Sheppard is one of the few jazz musicians British influence manner on the international jazz scene. He is a collaborator of series, having worked with three composers key jazz modern, Carla Bley, George Russell and Gil Evans. Saxophonist originates from the hub of culturally rich in Bristol, UK, a city whose musical heritage is famous built on reggae, dubstep, jazz, Afrobeat and trip - hop. Sheppard relies on a wide range of styles, making compelling use of African, Indian and South American rhythms and is perhaps most distinctive for its evocative melodic touch.

The concert begins in mode conversation with the composition of the Trio Libero, "liberino." Sheppard on tenor articulated the theme before moving on to the wire at the Benita, for the first of a series of bass solos very agile, sophisticated. While far from a household name, jovial timeless French bassist, proved the low frequency perfect Sheppard soaring solo sax worksheet. Next up was "Land of nod," in which Sheppard changed for soprano to play a melody charming, almost racist. The dialogue between soprano Sheppard and Benita bass was captivating, propelled forward by scintillatingly delicate hand-drum of the Rochford. Melody melody spry contrasts strongly against the cosmic soundscape of the next tune, "Walking in space". This minute twenty long seen astral travel Benita successfully loop phrase arco on his bass, interspersed with solo pizzicato line. Sheppard indulged too, a few live loops gorged with delay and reverb, much in the vein of Jan Garberek. It was a narcotic, meditative interlude.

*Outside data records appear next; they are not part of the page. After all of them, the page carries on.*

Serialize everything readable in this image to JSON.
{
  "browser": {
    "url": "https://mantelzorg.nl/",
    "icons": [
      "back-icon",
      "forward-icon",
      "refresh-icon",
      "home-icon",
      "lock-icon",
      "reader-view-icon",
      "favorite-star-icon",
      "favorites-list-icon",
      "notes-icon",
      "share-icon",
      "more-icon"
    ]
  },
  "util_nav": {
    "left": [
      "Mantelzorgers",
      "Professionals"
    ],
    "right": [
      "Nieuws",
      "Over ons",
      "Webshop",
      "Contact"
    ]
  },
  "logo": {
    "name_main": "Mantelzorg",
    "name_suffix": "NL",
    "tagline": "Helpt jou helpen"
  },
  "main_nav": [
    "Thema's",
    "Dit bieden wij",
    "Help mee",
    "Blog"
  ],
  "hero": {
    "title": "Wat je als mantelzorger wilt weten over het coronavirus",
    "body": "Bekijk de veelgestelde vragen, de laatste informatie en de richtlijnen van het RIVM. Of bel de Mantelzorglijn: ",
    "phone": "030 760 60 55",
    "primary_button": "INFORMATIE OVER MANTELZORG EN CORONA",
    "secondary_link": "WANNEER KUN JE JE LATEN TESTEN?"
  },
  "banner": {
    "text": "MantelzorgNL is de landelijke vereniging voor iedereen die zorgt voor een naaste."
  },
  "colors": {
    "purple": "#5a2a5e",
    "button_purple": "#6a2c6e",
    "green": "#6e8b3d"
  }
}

The boppish and refreshing "Rubbernecking" from the audience of deep space, with a tenor melody agile ripple over rhythms of choppy and fun of Rochford. The oldest bassist and saxophonist sometimes almost examine dotingly on their young drummer, giving him a drum solo broadcast in which he could free his latent power, raw. The show ends with the ballad wonderful, "where we live on The Stars", furnished with several solo bass vigorous Benita. The trio, however, he returned with a still in the form of the jaunty "be Be Skippy", described simply by the laconic Sheppard as "a happy melody". A happy tenor dance above jumping bass and drum Groove lines before the public gave the trio a deservedly enthusiastic applause.

The Group fresh grooves and derogatory themes, simple was easy on the ear but the level of musical sophistication was obvious. Solos has refrained from showing off the coast. demi-semis tumbling lines would come when this is necessary and Sheppard appeared just as comfortable blowing barely audible air, into his sax producing sounds only by the alignment of the various keys low, as was done in a brilliantly underestimated ending. Its lightness of touch and easy with also emerged in the course of his brief and wry introductions to the audience, where he has proven himself guilty, although totally eccentric, interlocutor. But in the course of music, Sheppard turn inward and chaired benevolent over its group, often with his eyes closed. He rarely is facing the audience, maintains his face without contention in contemplative focus quiet in the direction of members of his group.

Provide oversight for the trio of (still anonymous) first album on the label this month. If their memorable performances and mesmeric to Cheltenham thing going, record promises to be an essential purchase for 2011.

[Editor's Note: a review by Losh of Pharoah Sanders performance at the same festival is here.]